Mechanistic interpretability typically relies on post-hoc analysis of trained networks. We instead adopt an interventional approach: testing hypotheses a priori by modifying architectural topology to observe training dynamics. We study grokking - delayed generalization in Transformers trained on cyclic modular addition (Zp) - investigating if specific architectural degrees of freedom prolong the memorization phase. We identify two independent structural factors in standard Transformers: unbounded representational magnitude and data-dependent attention routing. First, we introduce a fully bounded spherical topology enforcing L2 normalization throughout the residual stream and an unembedding matrix with a fixed temperature scale. This removes magnitude-based degrees of freedom, reducing grokking onset time by over 20x without weight decay.
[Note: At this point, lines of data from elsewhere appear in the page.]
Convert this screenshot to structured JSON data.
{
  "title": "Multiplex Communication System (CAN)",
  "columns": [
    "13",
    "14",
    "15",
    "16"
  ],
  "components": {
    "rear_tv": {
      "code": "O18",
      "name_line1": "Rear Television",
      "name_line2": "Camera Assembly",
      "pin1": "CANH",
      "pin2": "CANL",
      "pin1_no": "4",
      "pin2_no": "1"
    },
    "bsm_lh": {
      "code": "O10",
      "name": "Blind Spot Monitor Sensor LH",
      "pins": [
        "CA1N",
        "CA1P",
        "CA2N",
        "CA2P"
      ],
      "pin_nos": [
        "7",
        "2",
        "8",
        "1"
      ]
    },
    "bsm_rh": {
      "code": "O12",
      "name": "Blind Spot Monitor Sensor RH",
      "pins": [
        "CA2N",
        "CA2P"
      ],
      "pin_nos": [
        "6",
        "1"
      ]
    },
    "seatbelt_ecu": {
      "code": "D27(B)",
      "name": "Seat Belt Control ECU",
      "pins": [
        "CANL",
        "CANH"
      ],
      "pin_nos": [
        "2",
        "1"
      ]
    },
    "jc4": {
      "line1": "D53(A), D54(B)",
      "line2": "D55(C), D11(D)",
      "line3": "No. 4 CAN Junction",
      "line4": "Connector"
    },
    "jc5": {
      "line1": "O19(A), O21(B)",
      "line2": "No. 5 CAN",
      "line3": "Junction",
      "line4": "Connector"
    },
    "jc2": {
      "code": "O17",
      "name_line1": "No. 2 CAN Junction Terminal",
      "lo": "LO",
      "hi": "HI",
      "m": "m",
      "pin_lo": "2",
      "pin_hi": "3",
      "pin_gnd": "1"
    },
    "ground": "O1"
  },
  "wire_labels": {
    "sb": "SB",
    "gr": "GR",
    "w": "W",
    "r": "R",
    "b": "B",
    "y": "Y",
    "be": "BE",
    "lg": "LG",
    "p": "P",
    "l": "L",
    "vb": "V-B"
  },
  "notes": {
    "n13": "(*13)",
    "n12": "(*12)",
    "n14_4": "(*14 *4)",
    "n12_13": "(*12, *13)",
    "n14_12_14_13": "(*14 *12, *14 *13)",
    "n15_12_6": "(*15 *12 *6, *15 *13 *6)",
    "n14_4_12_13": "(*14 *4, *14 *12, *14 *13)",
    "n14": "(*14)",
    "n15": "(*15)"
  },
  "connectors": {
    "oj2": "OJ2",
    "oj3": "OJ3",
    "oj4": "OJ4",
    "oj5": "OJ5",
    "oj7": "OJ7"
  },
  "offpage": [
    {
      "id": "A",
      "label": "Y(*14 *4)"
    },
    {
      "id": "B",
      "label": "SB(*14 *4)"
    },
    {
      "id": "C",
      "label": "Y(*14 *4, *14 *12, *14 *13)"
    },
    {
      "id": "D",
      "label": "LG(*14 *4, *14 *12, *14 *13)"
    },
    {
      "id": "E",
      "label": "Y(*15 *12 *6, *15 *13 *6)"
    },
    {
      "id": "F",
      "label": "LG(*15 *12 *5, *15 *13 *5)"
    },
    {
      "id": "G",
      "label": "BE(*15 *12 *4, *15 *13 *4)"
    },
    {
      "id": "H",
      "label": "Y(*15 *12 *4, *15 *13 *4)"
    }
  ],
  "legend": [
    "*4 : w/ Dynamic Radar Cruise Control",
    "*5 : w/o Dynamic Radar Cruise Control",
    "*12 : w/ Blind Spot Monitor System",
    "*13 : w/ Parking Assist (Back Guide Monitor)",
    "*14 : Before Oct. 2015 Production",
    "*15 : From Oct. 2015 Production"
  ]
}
Second, a Uniform Attention Ablation overrides data-dependent query-key routing with a uniform distribution, reducing the attention layer to a Continuous Bag-of-Words (CBOW) aggregator. Despite removing adaptive routing, these models achieve 100% generalization across all seeds and bypass the grokking delay entirely. To evaluate whether this acceleration is a task-specific geometric alignment rather than a generic optimization stabilizer, we use non-commutative S5 permutation composition as a negative control. Enforcing spherical constraints on S5 does not accelerate generalization. This suggests eliminating the memorization phase depends strongly on aligning architectural priors with the task's intrinsic symmetries. Together, these findings provide interventional evidence that architectural degrees of freedom substantially influence grokking, suggesting a predictive structural perspective on training dynamics.

翻译：机械可解释性通常依赖于对已训练网络的事后分析。我们则采用干预性方法：通过修改架构拓扑来观察训练动态，从而先验地检验假设。我们研究顿悟现象——在循环模加法（Zp）上训练的Transformer中出现的延迟泛化——探究特定的架构自由度是否会延长记忆阶段。我们在标准Transformer中识别出两个独立的结构因素：无界的表示幅度和数据依赖的注意力路由。首先，我们引入了一种完全有界的球面拓扑，在整个残差流中强制执行L2归一化，并使用具有固定温度尺度的解嵌入矩阵。这消除了基于幅度的自由度，在没有权重衰减的情况下将顿悟起始时间减少了超过20倍。其次，均匀注意力消融用均匀分布覆盖数据依赖的查询-键路由，将注意力层简化为连续词袋（CBOW）聚合器。尽管移除了自适应路由，这些模型在所有随机种子下均实现了100%的泛化，并完全绕过了顿悟延迟。为评估这种加速是任务特定的几何对齐而非通用的优化稳定器，我们使用非交换的S5置换组合作为阴性对照。在S5上强制球面约束并未加速泛化。这表明消除记忆阶段在很大程度上依赖于将架构先验与任务的内在对称性对齐。这些发现共同提供了干预性证据，表明架构自由度显著影响顿悟现象，为训练动态提供了预测性的结构视角。